ABCD is a rhombus and P, Q, R and S are the mid-points of the sides AB, BC, CD and DA respectively. Show that the quadrilateral PQRS is a rectangle.
Given: ABCD is a rhombus. P, Q, R, S are the mid-points of AB, BC, CD, DA respectively.
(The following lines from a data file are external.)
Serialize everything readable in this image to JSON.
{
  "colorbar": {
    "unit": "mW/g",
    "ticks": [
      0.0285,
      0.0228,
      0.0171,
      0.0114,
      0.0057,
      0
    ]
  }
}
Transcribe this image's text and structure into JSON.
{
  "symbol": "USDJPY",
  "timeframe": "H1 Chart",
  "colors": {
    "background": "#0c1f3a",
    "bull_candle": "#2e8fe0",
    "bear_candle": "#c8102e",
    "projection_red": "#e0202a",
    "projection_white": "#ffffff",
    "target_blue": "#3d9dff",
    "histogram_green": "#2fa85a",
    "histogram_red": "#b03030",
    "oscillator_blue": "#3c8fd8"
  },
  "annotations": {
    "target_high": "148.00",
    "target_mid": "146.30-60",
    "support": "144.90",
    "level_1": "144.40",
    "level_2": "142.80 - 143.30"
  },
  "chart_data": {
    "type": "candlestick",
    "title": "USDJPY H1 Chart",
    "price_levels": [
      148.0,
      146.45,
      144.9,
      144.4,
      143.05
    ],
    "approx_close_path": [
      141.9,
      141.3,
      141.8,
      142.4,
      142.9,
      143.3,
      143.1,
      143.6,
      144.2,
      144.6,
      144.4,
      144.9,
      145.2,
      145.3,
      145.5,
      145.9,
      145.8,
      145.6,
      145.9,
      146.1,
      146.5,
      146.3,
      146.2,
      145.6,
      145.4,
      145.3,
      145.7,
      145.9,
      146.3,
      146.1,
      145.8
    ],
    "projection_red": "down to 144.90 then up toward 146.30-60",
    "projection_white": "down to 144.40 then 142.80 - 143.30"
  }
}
PQ, QR, RS and SP are joined.
To Prove: PQRS is a rectangle.
Construction: Join AC and BD.
Proof: In triangles RDS and PBQ,
DS = QB
| Halves of opposite sides of || gm ABCD which are equal
DR = PB
| Halves of opposite sides of || gm ABCD which are equal
∠SDR = ∠QBP
| Opposite ∠s of ||gm ABCD which are equal
∴ ∆RDS = ∆PBQ
| SAS Congruence Axiom
∴ SR = PQ | C.P.C.T.
In triangles RCQ and PAS,
RC = AP
| Halves of opposite sides of || gm ABCD which are equal
CQ = AS
Halves of opposite sides of || gm ABCD which are equal
∠RCQ = ∠PAS
Opposite ∠s of || gm ABCD which are equal
∴ ∆RCQ ≅ ∆PAS
| SAS Congruence Axiom
∴ RQ = SP | C.P.C.T.
∴ In PQRS,
SR = PQ and RQ = SP
∴ PQRS is a parallelogram,
In ∆CDB,
∵ R and Q are the mid-points of DC and CB respectively.
∴ RQ || DB ⇒ RF || EO.
Similarly, RE || FO
∴ OFRE is a || gm
∴ ∠R = ∠EOF = 90°
| ∵ Opposite ∠s of a || gm are equal and diagonals of a rhombus intersect at 90°
Thus PQRS is a rectangle.